For my thesis, I am attempting to detect faults/inconsistencies in 3D prints.
Generating data takes a long time (because the print process takes a long time). For this reason my dataset is limited. I’ve got two classes which each have about 100-150 images each. This adds up to a total of about 250-300 images.Then I augmented those images 8 times with rotations and flips. I first tried to train on EfficientdetD0 but the results were pretty disappointing. Perhaps only a quarter of errors were getting detected.

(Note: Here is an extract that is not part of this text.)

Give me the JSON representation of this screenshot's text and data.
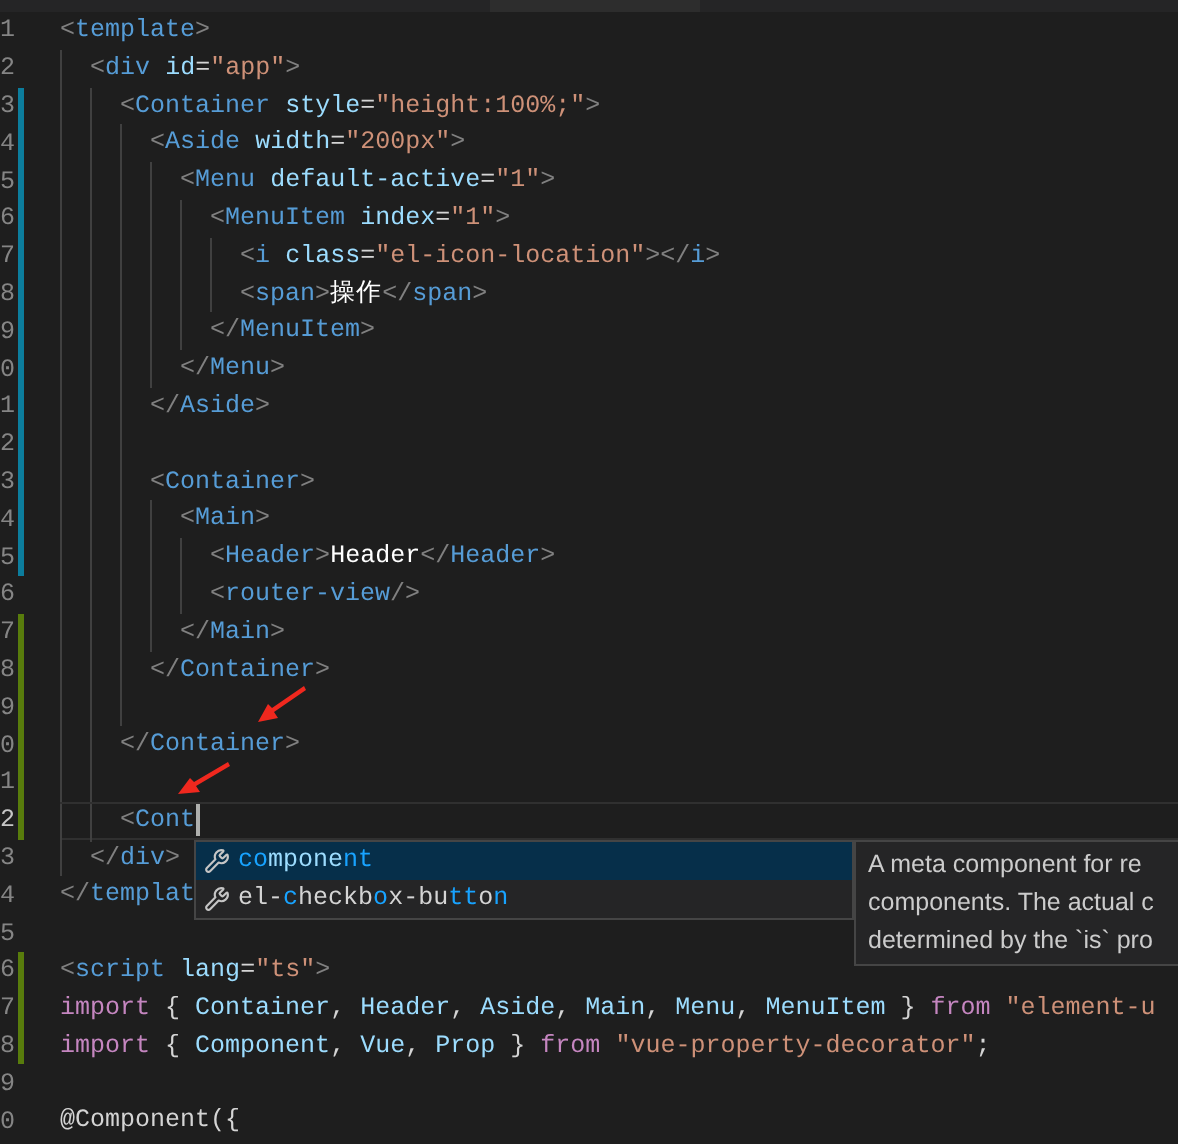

Someone on this subreddit told me I should use an architecture like ” SSD ResNet50 V1 FPN 640×640 (RetinaNet50) ” because this appearantly works better for small datasets, though I don’t know why. So I went and tried it. I trained with the same parameters as before and for roughly the same time. The results were even worse.
Right now I would like to train a model from scratch and compare the results to the results I got using transfer learning, however I have no clue on how I should get started with this. I’ve been googling about but I haven’t found a clear explanation just yet. Could somebody please point me in the right direction?
Also why should SSD ResNet50 V1 FPN 640×640 (RetinaNet50) work better with smaller datasets, and why shouldn’t I just use ResNet 151? From what I’ve gathered this should work better than 50 in my case because it goed deeper, no?